The IEG’s description of the FCPF’s third “major achievement” is no more than an explanation that although the FCPF’s “own financial resources have proved insufficient for countries to achieve REDD+ readiness” countries have used the FCPF-supported readiness process to persuade other aid agencies to provide co-financing.
So far, so good (or mediocre, depending on whether your salary comes from 1818 H Street or not). The IEG review’s bad news is broken down into four key points:
- At the launch of the FCPF the Bank stated that “The facility’s ultimate goal is to jump-start a forest carbon market”. Five years later, the carbon markets have collapsed. The IEG comments that,
Whereas the period surrounding the launch of the FCPF was characterized by optimism about the UNFCCC process and increased momentum behind carbon markets, progress at the UNFCCC process has been slower than expected and a financing instrument for REDD+ remains elusive.
The Bank has so far only managed to get two private companies to pledge the minimum contribution of US$5 million to its Carbon Fund. These two make interesting bedfellows, one of the worlds biggest (and most polluting) oil companies and the world’s biggest “environmental” organisation: BP and The Nature Conservancy.
- The IEG notes that, “The FCPF’s is further complicated by ‘over-demand’.” Currently, the FCPF has 36 member countries, with 11 more wanting to join. Meanwhile, five to ten countries are hoping to take part in the Carbon Fund. The IEG raises the question of how the FCPF will “support this expanded demand for services”.
- “REDD+ is a more expensive, complex, and protracted undertaking than was anticipated at the time of the FCPF’s launch,” the IEG writes. What the IEG fails to point out is that this should come as no surprise. The Bank undertook no feasibility study, prepared no business case, and did no market or technical analysis before launching the FCPF in Bali. The FCPF anticipated that US$3.6 million would be adequate to cover the development of readiness strategies, but countries have budgeted an average of four times this amount.
- Only 16 per cent of the paid-in contributions to the Readiness Fund has been disbursed (either to recipient countries or spent by the Facility Management Team on technical support or administration). To make matters worse, the FCPF has so far spent about US$22 million to deliver a total of US$4.9 million in grants. Of this, 70% went to five countries.
The IEG recommends that the FCPF “needs to update and clarify its mission to the World Bank’s Board and to its participating members in relation to the changes that are taking place in the carbon market and with respect to the evolving nature of the Carbon Fund”. This makes sense. FCPF’s achievements have nothing to do with the carbon markets, whereas the problems it has run into are to a large extent a result of its focus on carbon markets.

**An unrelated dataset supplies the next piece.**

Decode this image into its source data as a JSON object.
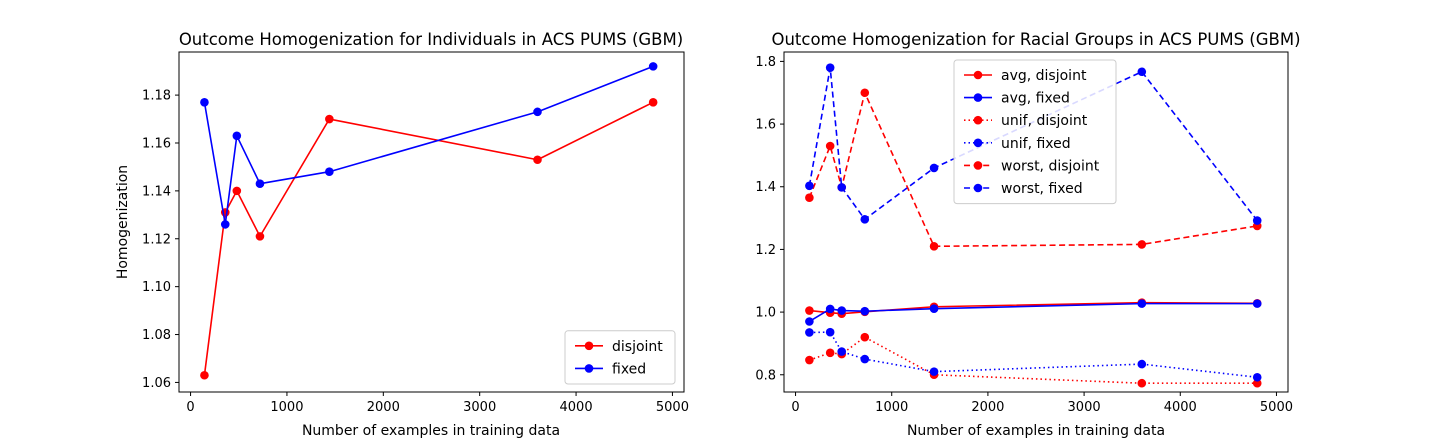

The IEG also recommends that the World Bank “needs a high-level strategic discussion on its overall approach to REDD” and points out that the Bank “faces a risk to its reputation in case financing does not materialize on the scale envisaged”.
A final recommendation is that the Bank should focus on activities such as “legal and policy support for land tenure and forest governance reforms”. As the IEG notes, such “no regrets” investments and activities are also useful outside of the REDD context.